Por eso el Mundial funciona como una gran máquina de pertenencia. Nos da una historia común, un lenguaje compartido, una excusa para decir “nosotros” sin demasiadas aclaraciones. Y eso vale mucho más de lo que parece. Porque no se trata solo de fútbol. Se trata de lo que el fútbol habilita: esa posibilidad, cada vez más escasa, de sentir algo con otros. No solo opinar, reaccionar o comentar desde una pantalla, sino sentir al mismo tiempo. Reírse, putear, sufrir, abrazarse, quedarse mudos. Estar, aunque sea por noventa minutos, adentro de una emoción colectiva.

En Pinamar, además, esa escena tiene una belleza particular. Julio no tiene el ruido ni la intensidad del verano. La ciudad baja el volumen. El frío invita a quedarse adentro. El mar sigue ahí, inmenso, un poco más salvaje y bastante más solitario. Y entonces un partido puede convertirse en una excusa perfecta para reunirse, abrir una botella, compartir una comida, cruzarse con vecinos o mirar el partido en compañía.

Afuera, el invierno. Adentro, una emoción común.

No creo que el fútbol nos salve de nada. Tampoco creo que haya que pedirle al Mundial más de lo que puede dar. Un gol no cambia una vida. Mucho menos un país. Pero a veces mejora una tarde, abre una conversación, entusiasma, corre un poco el peso de lo cotidiano. Y en una época como esta, bastante cansada de sí misma, no me parece un dato menor.

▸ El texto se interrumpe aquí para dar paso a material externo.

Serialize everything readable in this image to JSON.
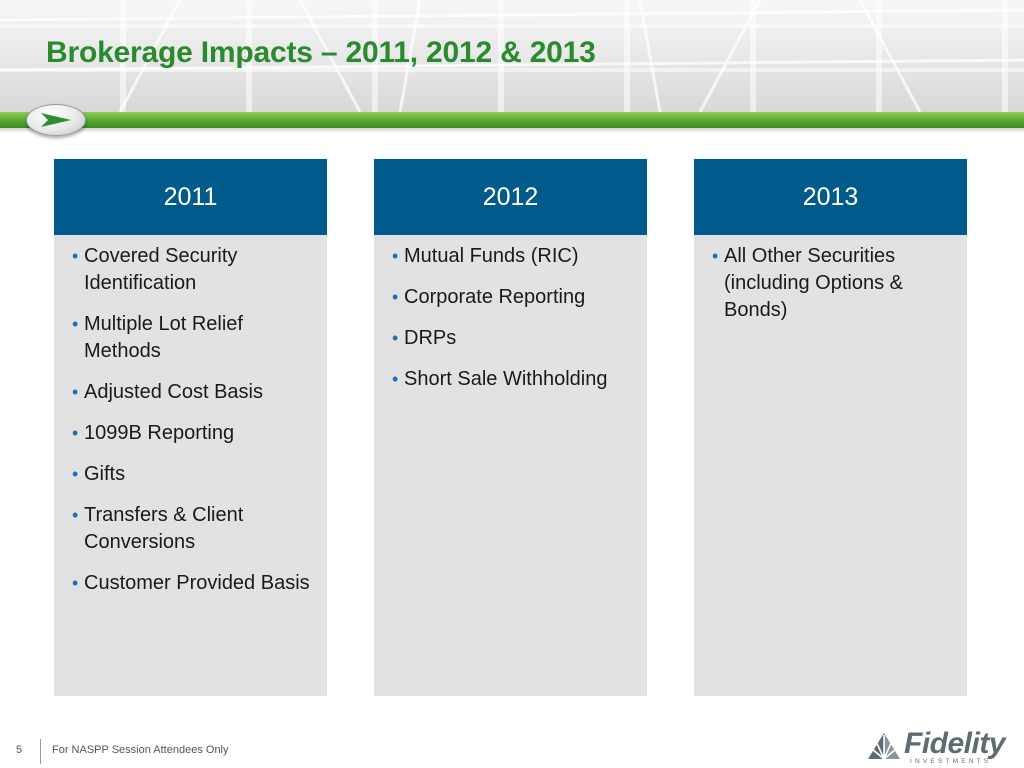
{
  "slide": {
    "title": "Brokerage Impacts – 2011, 2012 & 2013"
  },
  "columns": [
    {
      "heading": "2011",
      "items": [
        "Covered Security Identification",
        "Multiple Lot Relief Methods",
        "Adjusted Cost Basis",
        "1099B Reporting",
        "Gifts",
        "Transfers & Client Conversions",
        "Customer Provided Basis"
      ]
    },
    {
      "heading": "2012",
      "items": [
        "Mutual Funds (RIC)",
        "Corporate Reporting",
        "DRPs",
        "Short Sale Withholding"
      ]
    },
    {
      "heading": "2013",
      "items": [
        "All Other Securities (including Options & Bonds)"
      ]
    }
  ],
  "footer": {
    "page_number": "5",
    "note": "For NASPP Session Attendees Only",
    "logo_word": "Fidelity",
    "logo_sub": "INVESTMENTS"
  },
  "colors": {
    "title_green": "#2a8a2e",
    "header_blue": "#005a8c",
    "panel_gray": "#e2e2e2",
    "bar_green": "#5eaa35"
  },
  "icons": {
    "badge": "arrow-right-icon",
    "logo_mark": "pyramid-starburst-icon"
  }
}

Quizás por eso seguimos esperando un Mundial incluso quienes no vivimos el fútbol con fanatismo. No porque creamos que un partido vaya a cambiar la realidad, sino porque seguimos necesitando esos momentos en los que la conversación deja de estar tan rota, el ánimo se vuelve colectivo y sentimos que, por un rato, hay algo que nos une por encima de las diferencias.

En tiempos de vidas tan personalizadas, compartir una emoción con otros se volvió más valioso de lo que a veces advertimos. Tal vez no cambie nada. Tal vez dure poco. Pero en invierno, con el mar de fondo y una pantalla encendida, el Mundial alcanza para recordarnos algo bastante simple: no estamos hechos solo para la vida privada. También necesitamos, de vez en cuando, salir de nosotros y sentir en común.